Now is the Time to Discuss Intentions
It is difficult for most people to think about disease progression, but talking about this early after diagnosis, in the mild stage of cognitive decline, can help you learn your loved one's wishes and help reduce stress later.
Use these discussions as the basis for future legal arrangements. Does this person have a living will? Do you know what to do in every medical eventuality? Get it in writing to make sure the patient’s family and medical team know the patient’s wishes.

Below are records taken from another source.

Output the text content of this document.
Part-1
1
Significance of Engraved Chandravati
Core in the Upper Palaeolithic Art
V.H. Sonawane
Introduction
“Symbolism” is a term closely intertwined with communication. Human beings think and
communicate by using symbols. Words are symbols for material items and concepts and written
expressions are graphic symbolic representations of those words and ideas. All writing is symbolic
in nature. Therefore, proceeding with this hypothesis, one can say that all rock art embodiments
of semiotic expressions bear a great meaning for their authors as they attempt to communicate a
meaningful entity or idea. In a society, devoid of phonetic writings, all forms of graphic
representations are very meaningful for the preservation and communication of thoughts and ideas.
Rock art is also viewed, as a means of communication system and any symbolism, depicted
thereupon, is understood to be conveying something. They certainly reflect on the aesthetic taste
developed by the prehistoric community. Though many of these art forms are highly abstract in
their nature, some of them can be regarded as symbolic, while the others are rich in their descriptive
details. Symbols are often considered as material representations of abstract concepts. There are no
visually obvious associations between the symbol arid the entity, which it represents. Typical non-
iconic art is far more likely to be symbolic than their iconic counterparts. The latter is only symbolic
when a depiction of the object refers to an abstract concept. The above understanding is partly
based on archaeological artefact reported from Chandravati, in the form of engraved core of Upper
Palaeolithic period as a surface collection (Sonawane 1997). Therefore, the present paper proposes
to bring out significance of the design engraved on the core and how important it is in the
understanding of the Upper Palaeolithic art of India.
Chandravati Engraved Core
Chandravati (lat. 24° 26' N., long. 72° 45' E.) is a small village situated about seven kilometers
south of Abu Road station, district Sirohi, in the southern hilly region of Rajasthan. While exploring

Talk about where they want to live as the disease progresses, how they want care to be managed and delivered, and who they want to manage finances when they are no longer able.
As health declines, your loved one will need more help managing day-to-day financial affairs, including tracking expenses and paying bills. Will you take care of bills, or should a third party manage finances during this emotionally challenging chapter of your life?
Discuss Care Management
Decisions should be made as early as possible to finance and facilitate care. As the disease progresses, caregiving demands will intensify. While many people are determined to care for spouses at home, people with dementia often wander off or get hostile if they don’t recognize you. They often require more care and confinement than most people can manage at home. Explore your long-term care options early on, including in-home care, nursing care or assisted living and how to pay for it.
Talk to a Financial Planner
It’s not easy to talk about Alzheimer's or dementia The reality is that people and families dealing with cognitive impairment often need a professional financial planner to help them with this conversation. Bringing in a professional early on helps you prepare for an emotional journey and all the financial ramifications associated with this horrible condition.